Python:IndexError:列表索引超出范围(从具有3列的CSV读取)

[英]Python: IndexError: list index out of range (reading from CSV with 3 columns)

I am working on creating a stacked bar graph drawn from data in a CSV file. 我正在创建一个从CSV文件中的数据绘制的堆积条形图。 The data looks like this: 数据如下所示:

ANC-088,333,148
ANC-089,153,86
ANC-090,138,75

There more rows just like this. 像这样有更多的行。

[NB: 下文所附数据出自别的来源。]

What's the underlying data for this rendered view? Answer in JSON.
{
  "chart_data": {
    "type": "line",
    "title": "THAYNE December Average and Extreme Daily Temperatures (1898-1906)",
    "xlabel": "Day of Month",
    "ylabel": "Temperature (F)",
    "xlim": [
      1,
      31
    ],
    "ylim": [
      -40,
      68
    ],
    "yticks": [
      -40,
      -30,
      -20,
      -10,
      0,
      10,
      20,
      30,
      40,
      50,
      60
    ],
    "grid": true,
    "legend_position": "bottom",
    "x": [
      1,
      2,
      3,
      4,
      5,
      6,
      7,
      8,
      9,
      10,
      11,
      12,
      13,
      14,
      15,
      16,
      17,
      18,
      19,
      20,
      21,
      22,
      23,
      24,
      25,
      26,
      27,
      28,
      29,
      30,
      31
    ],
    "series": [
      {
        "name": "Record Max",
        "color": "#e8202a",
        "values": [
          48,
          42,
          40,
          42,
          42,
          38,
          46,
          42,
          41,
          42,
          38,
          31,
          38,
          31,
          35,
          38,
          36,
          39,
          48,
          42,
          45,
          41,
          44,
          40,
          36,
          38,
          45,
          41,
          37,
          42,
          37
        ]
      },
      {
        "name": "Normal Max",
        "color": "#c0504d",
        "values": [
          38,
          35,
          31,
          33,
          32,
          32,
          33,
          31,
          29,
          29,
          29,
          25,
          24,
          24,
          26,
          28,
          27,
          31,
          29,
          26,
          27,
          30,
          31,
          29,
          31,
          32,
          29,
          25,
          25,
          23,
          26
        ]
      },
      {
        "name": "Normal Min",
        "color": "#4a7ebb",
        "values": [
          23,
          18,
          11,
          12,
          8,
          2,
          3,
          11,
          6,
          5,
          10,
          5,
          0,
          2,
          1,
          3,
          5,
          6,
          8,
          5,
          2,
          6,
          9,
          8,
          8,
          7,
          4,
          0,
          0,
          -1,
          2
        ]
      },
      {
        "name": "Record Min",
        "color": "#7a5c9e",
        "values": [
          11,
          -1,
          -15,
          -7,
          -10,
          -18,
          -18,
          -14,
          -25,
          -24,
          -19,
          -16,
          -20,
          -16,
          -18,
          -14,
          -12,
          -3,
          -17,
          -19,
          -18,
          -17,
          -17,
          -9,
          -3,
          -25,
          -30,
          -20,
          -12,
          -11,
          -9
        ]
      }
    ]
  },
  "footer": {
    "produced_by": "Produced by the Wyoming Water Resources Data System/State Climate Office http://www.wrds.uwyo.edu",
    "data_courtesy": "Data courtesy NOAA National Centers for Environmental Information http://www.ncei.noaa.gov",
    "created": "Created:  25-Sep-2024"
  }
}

The beginning script I have, just to start playing with bar graphs, looks like this: 我刚开始使用条形图时所具有的开始脚本如下所示:

from pylab import *

name = []
totalwords = []
uniquewords = []

readFile = open('wordstats-legends.csv', 'r').read()
eachLine = readFile.split('\n')

for line in eachLine:
    split = line.split(',')
    name.append(split[0])
    totalwords.append(split[1])
    uniquewords.append(int(split[2]))

pos = arange(len(name)) + 0.5
bar(pos, totalwords, align = 'center', color='red')
xticks(pos, name)

When I decided to see how things were going, I get the following error: 当我决定看看情况如何时,出现以下错误:

---> 13     totalwords.append(split[1])
IndexError: list index out of range

What am I not seeing and what are my first steps in fixing this? 我看不到什么,解决此问题的第一步是什么? (Additional explanations most welcome as I continue to try to teach myself this stuff.) (在我继续尝试自学这些内容时,最欢迎提供其他解释。)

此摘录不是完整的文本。